My impression is that relatively few “Alas” readers – lefties that we are – read Andrew Sullivan’s blog often. But I think we should all read his discussion of the Federal Marriage Amendment, so I’m taking the liberty of quoting it here:
Neither this Constitution, nor the Constitution of any State or Federal law, shall be construed to require that marital status or the legal incidents thereof be conferred upon unmarried couples or groups. (My italics)
If you removed the italicized phrase, you’d have a reiteration of the first sentence. But that phrase is critical to the religious right. On its face, it would ban any court-prompted civil unions, domestic partnerships or indeed any protections or “legal incidents” for gay couples short of marriage. That means the end of civil unions in Massachusetts and Vermont, for starters. This is not, and never has been, about “protecting” marriage. If it were, the amendment would need just one sentence, and would stand a far better chance of passing. The amendment is about ensuring the second class citizenship of an entire minority. The timing is designed to exploit fear of that unmentionable minority into a winning strategy for president Bush’s re-election. Because of those two things, it is one of the most disgusting measures ever introduced into the U.S. Senate.

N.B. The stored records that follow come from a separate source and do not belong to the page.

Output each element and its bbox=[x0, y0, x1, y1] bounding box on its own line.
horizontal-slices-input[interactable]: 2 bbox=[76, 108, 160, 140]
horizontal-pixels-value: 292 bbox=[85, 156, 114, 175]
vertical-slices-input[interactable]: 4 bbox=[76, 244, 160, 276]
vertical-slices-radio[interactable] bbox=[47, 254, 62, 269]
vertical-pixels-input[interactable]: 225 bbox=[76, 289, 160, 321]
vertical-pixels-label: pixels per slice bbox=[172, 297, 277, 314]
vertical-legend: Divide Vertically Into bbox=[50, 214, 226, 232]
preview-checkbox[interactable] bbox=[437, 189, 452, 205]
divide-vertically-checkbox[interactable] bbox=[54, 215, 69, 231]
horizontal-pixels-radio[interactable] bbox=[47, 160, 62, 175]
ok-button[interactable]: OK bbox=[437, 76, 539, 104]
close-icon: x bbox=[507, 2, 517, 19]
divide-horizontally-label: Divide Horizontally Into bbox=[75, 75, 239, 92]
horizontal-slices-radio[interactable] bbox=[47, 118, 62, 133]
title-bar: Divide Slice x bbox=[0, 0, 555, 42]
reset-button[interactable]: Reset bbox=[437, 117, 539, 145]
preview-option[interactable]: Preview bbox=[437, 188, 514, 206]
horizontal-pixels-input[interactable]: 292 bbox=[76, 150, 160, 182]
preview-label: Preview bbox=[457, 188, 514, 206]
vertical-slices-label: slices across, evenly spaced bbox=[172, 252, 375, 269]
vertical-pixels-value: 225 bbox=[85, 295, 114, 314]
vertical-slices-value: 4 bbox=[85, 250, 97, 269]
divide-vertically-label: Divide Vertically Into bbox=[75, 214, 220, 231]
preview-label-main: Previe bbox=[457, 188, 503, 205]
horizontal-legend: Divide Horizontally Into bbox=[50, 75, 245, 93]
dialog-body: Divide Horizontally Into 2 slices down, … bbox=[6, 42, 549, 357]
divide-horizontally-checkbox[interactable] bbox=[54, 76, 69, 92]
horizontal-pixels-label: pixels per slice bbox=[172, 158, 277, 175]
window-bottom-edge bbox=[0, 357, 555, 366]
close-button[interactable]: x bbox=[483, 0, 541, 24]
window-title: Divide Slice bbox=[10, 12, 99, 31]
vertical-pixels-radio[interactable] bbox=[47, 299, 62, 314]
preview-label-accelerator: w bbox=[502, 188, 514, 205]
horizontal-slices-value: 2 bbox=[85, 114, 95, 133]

As a reader of both your blog and Mr. Sullivan’s, I thank you for calling this point about the FMA to everyone’s attention. Many state-level version of the Marriage Amendment — Wisconsin, Ohio, Michigan, and Virginia, for example — also ban any attempt by legislatures, courts, or individual couples themselves to grant same-sex couples any legal status that would be any different from the legal status of total strangers. This is not about protecting marriage. It’s about attacking gays and lesbians, stirring up the religiositous right, and providing fodder for Republican fund-raising mailings.
I read Sully, just to watch his brain spin. A more tortured guy I’ve never seen. Still, his prose is pretty and he rarely falls of the psychoctic-right cliff.
As to the posting, it is typical of him to carefully parse this issue without seeing the larger problem. Yes, the GOP is trying to remove all possibility that gays will be treated equally under the law–certainly an aggressive act, even by GOP standards. But that’s exactly what the GOP does with most of their policy. Forget about careful consideration of public policy. For the GOP, it’s winner take all, and losers take a hike. Their policy is designed to screw particular segments of the population (children, women, the poor–well, everyone but the ultrarich)–it’s the method they use to solidify power.
That Sully can disagree with his party on gay marriage but fail to recognize that it’s anything but anamolous is bizarre.
(The Senate debated it today, and it doesn’t have adequate support.)